Ein Kommentar von Denise Klein
Fast nonchalant erwähnte Stadtbaurat Christoph Heidenreich in der Pressekonfenz zur Neuvorstellung des „Zukunftsquartiers“, das Bildungszentrum „anfassen“ zu müssen. Aus dieser wagen Formulierung darf man durchaus den Schluss ziehen, dass nach Plänen der Verwaltung der 50-jährige Bau abgerissen werden soll.
Doch vielleicht ist in der Stadtspitze auch die Erkenntnis eingezogen, dass angesichts umwelttechnischer Probleme der markig erscheinende Griff nach der Abrissbirne nicht mehr unbedingt state of the art ist. Das Thema Erhalt und Umbau drängt immer mehr ins Bewusstsein von Bauherren, Architekten und Städteplaner. Aus gutem Grund, sind es vor allem die explodierenden Baukosten, die keine Planungssicherheit mehr versprechen. Die Frage nach Ressourcenschonung wird immer erheblicher. Bauten, Räume und öffentliche Nutzung gedanklich neu anzugehen, ist erst im vergangenen Jahr im sogenannten „Abrissamoratorium“, einem offenen Brief von 170 Erstunterzeichnern verschiedener Architektenverbände und Umweltorganisationen an die Bundesbauministerin Clara Geywitz, konstatiert worden. Sie forderten eine Bauwende und rechnen die schlechte ökonomische und ökologische Bilanz von Abrissen vor.

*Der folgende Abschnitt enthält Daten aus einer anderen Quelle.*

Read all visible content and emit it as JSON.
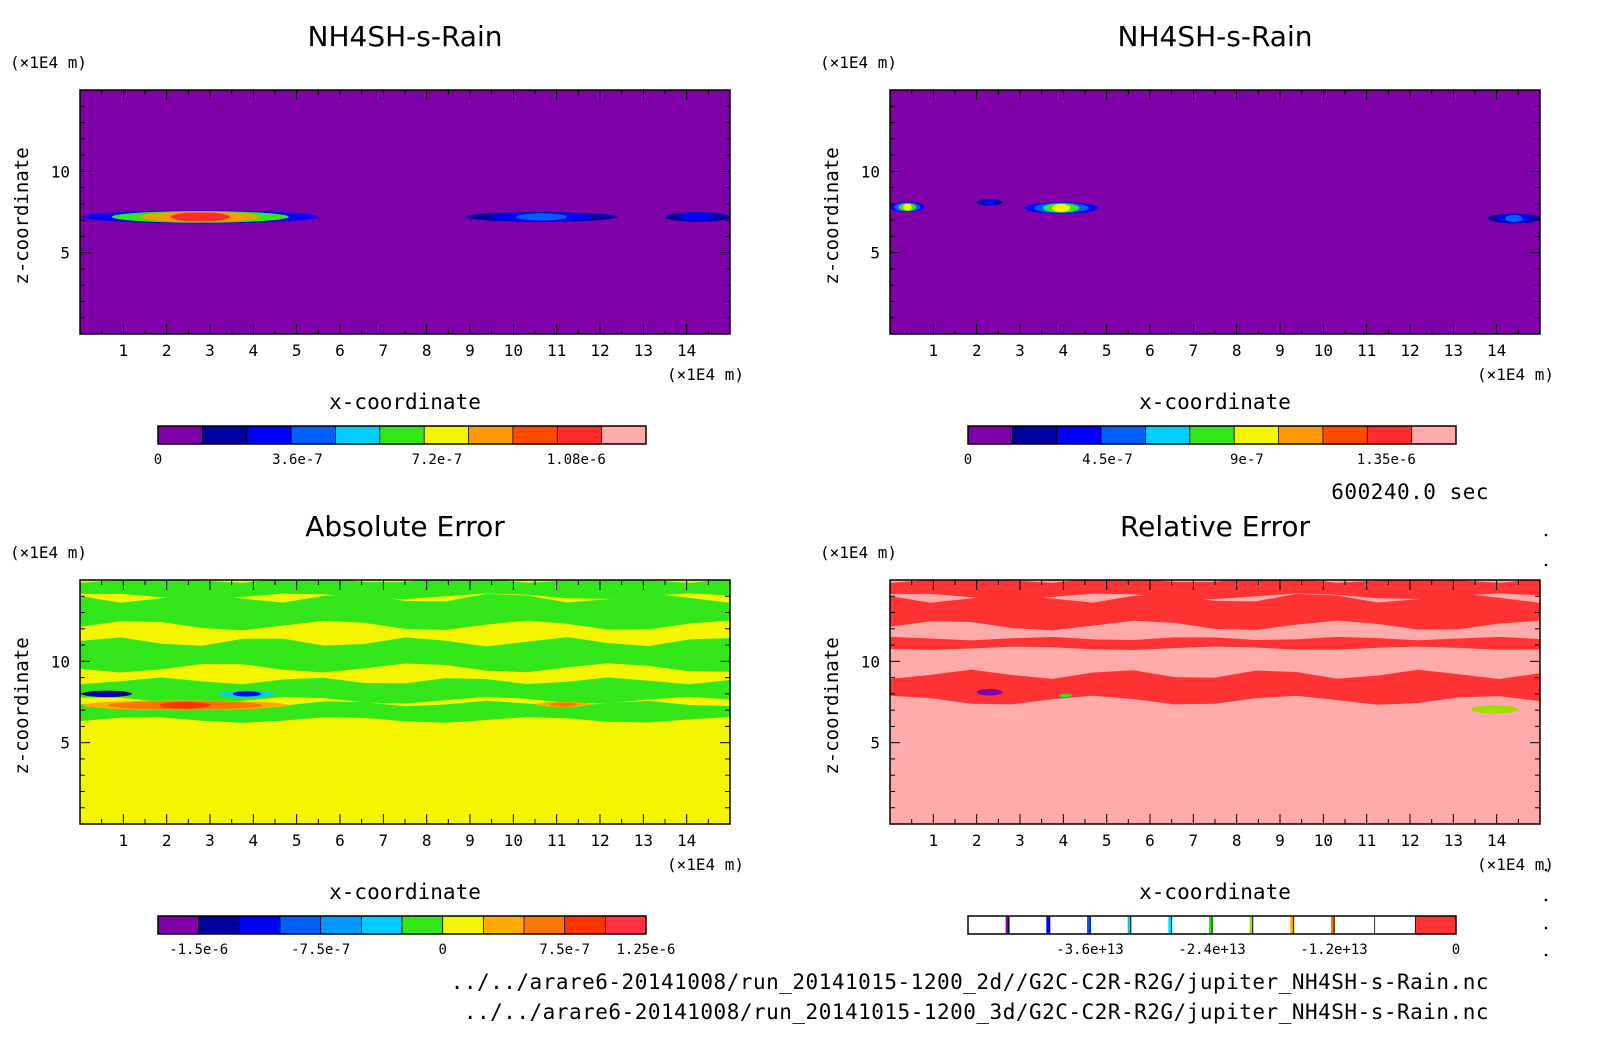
{
  "time_label": "600240.0 sec",
  "footer": {
    "path_2d": "../../arare6-20141008/run_20141015-1200_2d//G2C-C2R-R2G/jupiter_NH4SH-s-Rain.nc",
    "path_3d": "../../arare6-20141008/run_20141015-1200_3d/G2C-C2R-R2G/jupiter_NH4SH-s-Rain.nc"
  },
  "colors": {
    "levels10": [
      "#7f00a8",
      "#0000a0",
      "#0000ff",
      "#0060ff",
      "#00ccff",
      "#33e61a",
      "#f5f500",
      "#ff9900",
      "#ff4a00",
      "#ff2a2a",
      "#ffabab"
    ],
    "abs_err": [
      "#7f00a8",
      "#0000a0",
      "#0000ff",
      "#0060ff",
      "#0099ff",
      "#00ccff",
      "#33e61a",
      "#f5f500",
      "#ffaa00",
      "#ff7700",
      "#ff3300",
      "#ff3344"
    ],
    "rel_marks": [
      "#7f00a8",
      "#0000ff",
      "#0060ff",
      "#00ccff",
      "#00e5ff",
      "#33e61a",
      "#a0e000",
      "#ffaa00",
      "#ff7700"
    ],
    "rel_top": "#ff3333"
  },
  "chart_data": [
    {
      "type": "heatmap",
      "title": "NH4SH-s-Rain",
      "xlabel": "x-coordinate",
      "ylabel": "z-coordinate",
      "x_unit": "(×1E4 m)",
      "y_unit": "(×1E4 m)",
      "xlim": [
        0,
        15
      ],
      "ylim": [
        0,
        15
      ],
      "x_ticks": [
        1,
        2,
        3,
        4,
        5,
        6,
        7,
        8,
        9,
        10,
        11,
        12,
        13,
        14
      ],
      "y_ticks": [
        5,
        10
      ],
      "colorbar": {
        "min": 0,
        "max": 1.26e-06,
        "n": 11,
        "ticks": [
          "0",
          "3.6e-7",
          "7.2e-7",
          "1.08e-6"
        ],
        "tick_values": [
          0,
          3.6e-07,
          7.2e-07,
          1.08e-06
        ]
      },
      "background_level": 0,
      "features": [
        {
          "x": [
            0.05,
            5.5
          ],
          "z": [
            6.8,
            7.6
          ],
          "peak_level": 9
        },
        {
          "x": [
            8.9,
            12.4
          ],
          "z": [
            6.9,
            7.5
          ],
          "peak_level": 3
        },
        {
          "x": [
            13.5,
            15
          ],
          "z": [
            6.9,
            7.5
          ],
          "peak_level": 2
        }
      ]
    },
    {
      "type": "heatmap",
      "title": "NH4SH-s-Rain",
      "xlabel": "x-coordinate",
      "ylabel": "z-coordinate",
      "x_unit": "(×1E4 m)",
      "y_unit": "(×1E4 m)",
      "xlim": [
        0,
        15
      ],
      "ylim": [
        0,
        15
      ],
      "x_ticks": [
        1,
        2,
        3,
        4,
        5,
        6,
        7,
        8,
        9,
        10,
        11,
        12,
        13,
        14
      ],
      "y_ticks": [
        5,
        10
      ],
      "colorbar": {
        "min": 0,
        "max": 1.575e-06,
        "n": 11,
        "ticks": [
          "0",
          "4.5e-7",
          "9e-7",
          "1.35e-6"
        ],
        "tick_values": [
          0,
          4.5e-07,
          9e-07,
          1.35e-06
        ]
      },
      "background_level": 0,
      "features": [
        {
          "x": [
            0,
            0.8
          ],
          "z": [
            7.5,
            8.1
          ],
          "peak_level": 6
        },
        {
          "x": [
            2.0,
            2.6
          ],
          "z": [
            7.9,
            8.3
          ],
          "peak_level": 2
        },
        {
          "x": [
            3.1,
            4.8
          ],
          "z": [
            7.4,
            8.1
          ],
          "peak_level": 6
        },
        {
          "x": [
            13.8,
            15
          ],
          "z": [
            6.8,
            7.4
          ],
          "peak_level": 3
        }
      ]
    },
    {
      "type": "heatmap",
      "title": "Absolute Error",
      "xlabel": "x-coordinate",
      "ylabel": "z-coordinate",
      "x_unit": "(×1E4 m)",
      "y_unit": "(×1E4 m)",
      "xlim": [
        0,
        15
      ],
      "ylim": [
        0,
        15
      ],
      "x_ticks": [
        1,
        2,
        3,
        4,
        5,
        6,
        7,
        8,
        9,
        10,
        11,
        12,
        13,
        14
      ],
      "y_ticks": [
        5,
        10
      ],
      "colorbar": {
        "min": -1.75e-06,
        "max": 1.25e-06,
        "n": 12,
        "ticks": [
          "-1.5e-6",
          "-7.5e-7",
          "0",
          "7.5e-7",
          "1.25e-6"
        ],
        "tick_values": [
          -1.5e-06,
          -7.5e-07,
          0,
          7.5e-07,
          1.25e-06
        ]
      },
      "background_level": 7,
      "bands": [
        {
          "z": [
            14.0,
            15.0
          ],
          "level": 6
        },
        {
          "z": [
            12.2,
            13.9
          ],
          "level": 6
        },
        {
          "z": [
            9.6,
            11.2
          ],
          "level": 6
        },
        {
          "z": [
            7.6,
            8.8
          ],
          "level": 6
        },
        {
          "z": [
            6.4,
            7.4
          ],
          "level": 6
        }
      ],
      "features": [
        {
          "x": [
            0.05,
            4.8
          ],
          "z": [
            7.0,
            7.6
          ],
          "peak_level": 10
        },
        {
          "x": [
            0.05,
            1.2
          ],
          "z": [
            7.8,
            8.2
          ],
          "peak_level": 1
        },
        {
          "x": [
            3.2,
            4.5
          ],
          "z": [
            7.8,
            8.2
          ],
          "peak_level": 2
        },
        {
          "x": [
            10.5,
            11.8
          ],
          "z": [
            7.2,
            7.5
          ],
          "peak_level": 9
        }
      ]
    },
    {
      "type": "heatmap",
      "title": "Relative Error",
      "xlabel": "x-coordinate",
      "ylabel": "z-coordinate",
      "x_unit": "(×1E4 m)",
      "y_unit": "(×1E4 m)",
      "xlim": [
        0,
        15
      ],
      "ylim": [
        0,
        15
      ],
      "x_ticks": [
        1,
        2,
        3,
        4,
        5,
        6,
        7,
        8,
        9,
        10,
        11,
        12,
        13,
        14
      ],
      "y_ticks": [
        5,
        10
      ],
      "colorbar": {
        "min": -48000000000000.0,
        "max": 0,
        "n": 12,
        "ticks": [
          "-3.6e+13",
          "-2.4e+13",
          "-1.2e+13",
          "0"
        ],
        "tick_values": [
          -36000000000000.0,
          -24000000000000.0,
          -12000000000000.0,
          0
        ]
      },
      "background_level": 11,
      "bands": [
        {
          "z": [
            14.0,
            15.0
          ],
          "level": 10
        },
        {
          "z": [
            12.2,
            13.9
          ],
          "level": 10
        },
        {
          "z": [
            10.8,
            11.4
          ],
          "level": 10
        },
        {
          "z": [
            7.6,
            9.2
          ],
          "level": 10
        }
      ],
      "features": [
        {
          "x": [
            2.0,
            2.6
          ],
          "z": [
            7.9,
            8.3
          ],
          "peak_level": 1
        },
        {
          "x": [
            3.9,
            4.2
          ],
          "z": [
            7.8,
            8.0
          ],
          "peak_level": 6
        },
        {
          "x": [
            13.4,
            14.5
          ],
          "z": [
            6.8,
            7.3
          ],
          "peak_level": 7
        }
      ]
    }
  ]
}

Ein Grund, das in die Jahre gekommene Haus abzureißen, könnte die schlechte Energiebilanz sein. Das drohende Energieeffizienzgesetz, die Rezession und die gestiegenen Energiekosten lassen gerade klamme Städte wie Gelsenkirchen nicht kalt. Doch muss man hier genau hinschauen, denn die bisherigen „Energieeffizienzklassen“ erfassen nur einen Teil des tatsächlichen Energieverbrauchs. Insbesondere die Graue Energie bleibt unberücksichtigt, also der indirekte Energiebedarf bei Materialabbau, Herstellung, Transport, Bau und Installation eines Gebäudes.

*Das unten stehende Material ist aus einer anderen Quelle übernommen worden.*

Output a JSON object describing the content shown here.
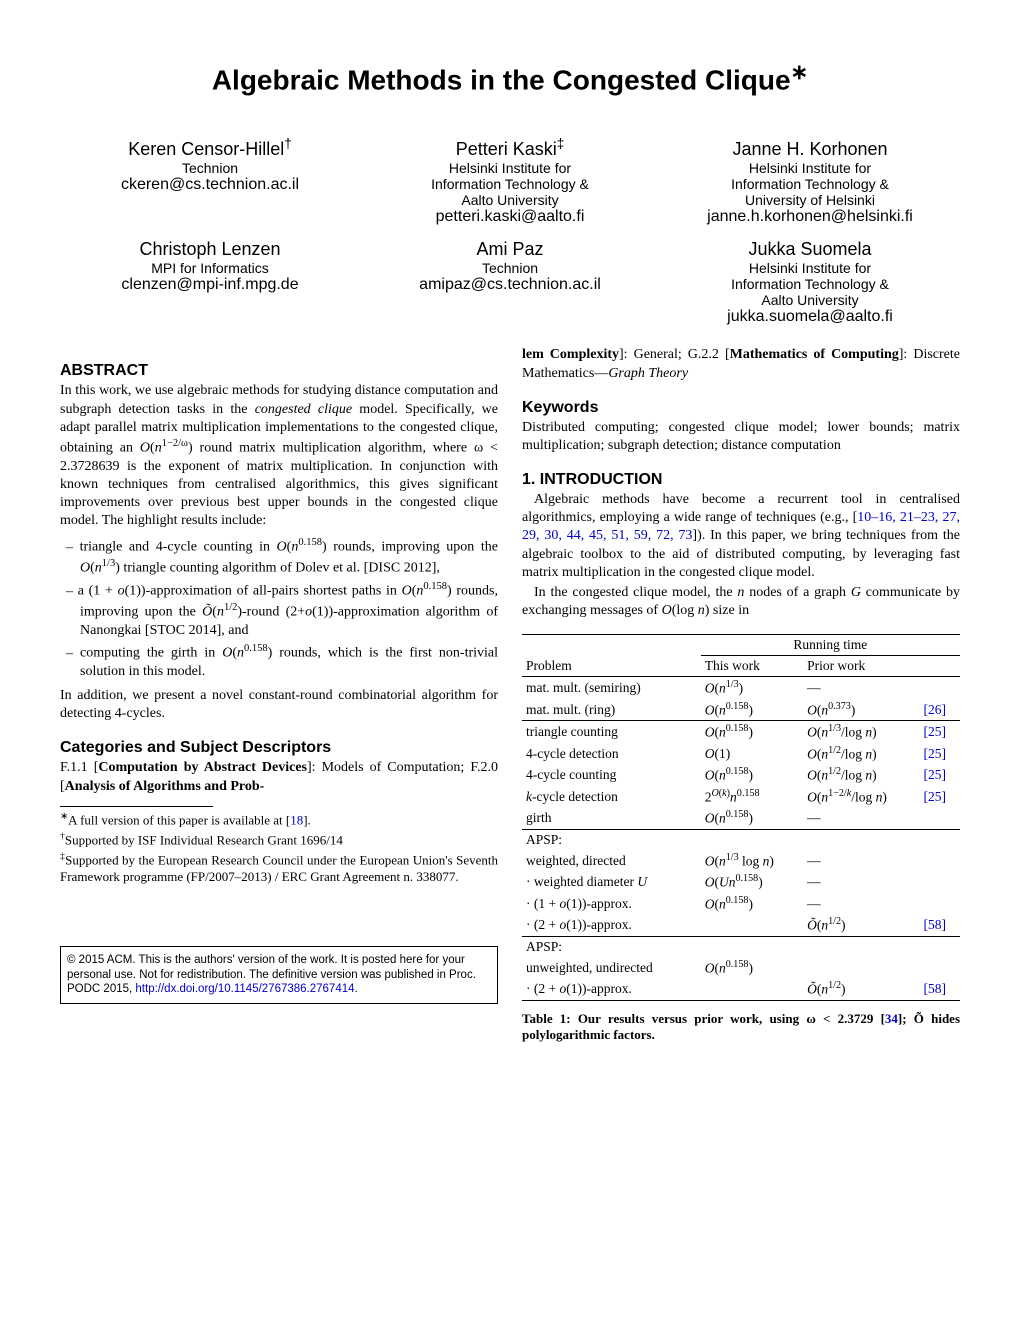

Rund 80 Prozent der beim Bauen entstehenden Schadstoffe stecken in Rohbauten, während eine umfassende Sanierung von Bestandsgebäuden nur ein Fünftel der CO2-Emissionen neuer Bauten verursachen würde.
Der Gelsenkirchener hatte seit je her ein ambivalentes Verhältnis zum Bau des Bildungszentrums. Gerne als Bildungsbunker verspottet war es zur Eröffnung 1972 doch ein Vorzeigeobjekt des renommierten Architekten Harald Deilmann. Es ist ein Kind seiner Zeit. Der Denkmalschutz spielt hier keine Rolle, da zu jung und gestalterisch letztlich auch nicht einzigartig genug. Doch sollte man der Frage nach der Zukunft des Gebäudes mit Bedacht nachgehen. Durchaus könnte es in Zukunft als schützenswert angesehen werden. Dass sich der Blick auf Baubestand ändern kann, haben wir spätestens nach der Wende in Berlin beobachten können. Hier wurden die verschmähten Altbauten aufgekauft, saniert und sind heute die begehrtesten und teuersten Objekte der Stadt.

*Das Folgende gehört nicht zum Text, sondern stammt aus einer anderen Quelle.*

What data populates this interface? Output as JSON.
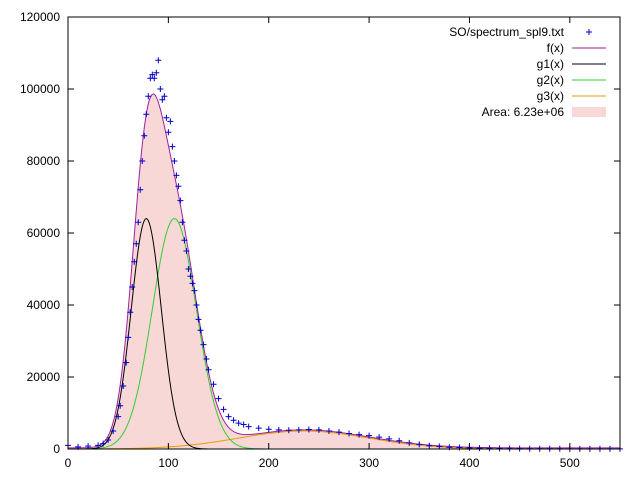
{
  "chart_data": {
    "type": "scatter",
    "title": "",
    "xlabel": "",
    "ylabel": "",
    "xlim": [
      0,
      550
    ],
    "ylim": [
      0,
      120000
    ],
    "x_ticks": [
      "0",
      "100",
      "200",
      "300",
      "400",
      "500"
    ],
    "y_ticks": [
      "0",
      "20000",
      "40000",
      "60000",
      "80000",
      "100000",
      "120000"
    ],
    "grid": false,
    "legend_position": "top-right",
    "colors": {
      "points": "#0000cc",
      "f": "#a020a0",
      "g1": "#000000",
      "g2": "#33cc33",
      "g3": "#e69f00",
      "area_fill": "#f8d8d6"
    },
    "series": [
      {
        "name": "SO/spectrum_spl9.txt",
        "kind": "points",
        "points": [
          [
            0,
            1000
          ],
          [
            10,
            600
          ],
          [
            20,
            800
          ],
          [
            30,
            1000
          ],
          [
            35,
            1500
          ],
          [
            40,
            2500
          ],
          [
            45,
            5000
          ],
          [
            50,
            9000
          ],
          [
            52,
            12000
          ],
          [
            55,
            17500
          ],
          [
            58,
            24000
          ],
          [
            60,
            31000
          ],
          [
            62,
            38000
          ],
          [
            64,
            45000
          ],
          [
            66,
            52000
          ],
          [
            68,
            57000
          ],
          [
            70,
            63000
          ],
          [
            72,
            72000
          ],
          [
            74,
            80000
          ],
          [
            76,
            87000
          ],
          [
            78,
            93000
          ],
          [
            80,
            98000
          ],
          [
            82,
            103000
          ],
          [
            84,
            104000
          ],
          [
            86,
            103000
          ],
          [
            88,
            104500
          ],
          [
            90,
            108000
          ],
          [
            92,
            100000
          ],
          [
            94,
            97000
          ],
          [
            96,
            98000
          ],
          [
            98,
            92000
          ],
          [
            100,
            88000
          ],
          [
            102,
            91000
          ],
          [
            104,
            84000
          ],
          [
            106,
            80000
          ],
          [
            108,
            76000
          ],
          [
            110,
            73000
          ],
          [
            112,
            69000
          ],
          [
            114,
            63000
          ],
          [
            116,
            58000
          ],
          [
            118,
            55000
          ],
          [
            120,
            50000
          ],
          [
            122,
            48000
          ],
          [
            124,
            46000
          ],
          [
            126,
            44000
          ],
          [
            128,
            40000
          ],
          [
            130,
            36000
          ],
          [
            132,
            33000
          ],
          [
            135,
            29000
          ],
          [
            138,
            25000
          ],
          [
            140,
            22000
          ],
          [
            145,
            18000
          ],
          [
            150,
            14000
          ],
          [
            155,
            11000
          ],
          [
            160,
            9000
          ],
          [
            165,
            8000
          ],
          [
            170,
            7200
          ],
          [
            175,
            6800
          ],
          [
            180,
            6200
          ],
          [
            190,
            5800
          ],
          [
            200,
            5500
          ],
          [
            210,
            5300
          ],
          [
            220,
            5200
          ],
          [
            230,
            5300
          ],
          [
            240,
            5400
          ],
          [
            250,
            5300
          ],
          [
            260,
            5000
          ],
          [
            270,
            4700
          ],
          [
            280,
            4300
          ],
          [
            290,
            4000
          ],
          [
            300,
            3700
          ],
          [
            310,
            3300
          ],
          [
            320,
            2800
          ],
          [
            330,
            2300
          ],
          [
            340,
            1700
          ],
          [
            350,
            1300
          ],
          [
            360,
            900
          ],
          [
            370,
            700
          ],
          [
            380,
            500
          ],
          [
            390,
            400
          ],
          [
            400,
            300
          ],
          [
            410,
            250
          ],
          [
            420,
            200
          ],
          [
            430,
            150
          ],
          [
            440,
            100
          ],
          [
            450,
            100
          ],
          [
            460,
            80
          ],
          [
            470,
            80
          ],
          [
            480,
            60
          ],
          [
            490,
            60
          ],
          [
            500,
            50
          ],
          [
            510,
            50
          ],
          [
            520,
            40
          ],
          [
            530,
            40
          ],
          [
            540,
            40
          ],
          [
            550,
            40
          ]
        ]
      },
      {
        "name": "f(x)",
        "kind": "line"
      },
      {
        "name": "g1(x)",
        "kind": "line",
        "gaussian": {
          "amplitude": 64000,
          "center": 78,
          "sigma": 15
        }
      },
      {
        "name": "g2(x)",
        "kind": "line",
        "gaussian": {
          "amplitude": 64000,
          "center": 106,
          "sigma": 22
        }
      },
      {
        "name": "g3(x)",
        "kind": "line",
        "gaussian": {
          "amplitude": 5000,
          "center": 235,
          "sigma": 65
        }
      },
      {
        "name": "Area: 6.23e+06",
        "kind": "area"
      }
    ]
  }
}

Das Bildungszentrum atmet den Charme der guten alten Zeit, als es darum ging, Bürger zu beteiligen, sich sozial öffnen, jeden mitzunehmen. Der Reformgedanke findet sich im Sichtbeton, in den Handläufen und der gesamten Anmutung wieder, und es ist ein Teil Gelsenkirchener Geschichte.
Zu hoffen ist, dass Verwaltung und Politik den Bürgerwillen abfragen und die Menschen beteiligen. Zu hoffen ist auch, dass genug Expertise auch von anderen Professionen und Meinungen eingeholt wird, und die Frage ergebnisoffen diskutiert wird.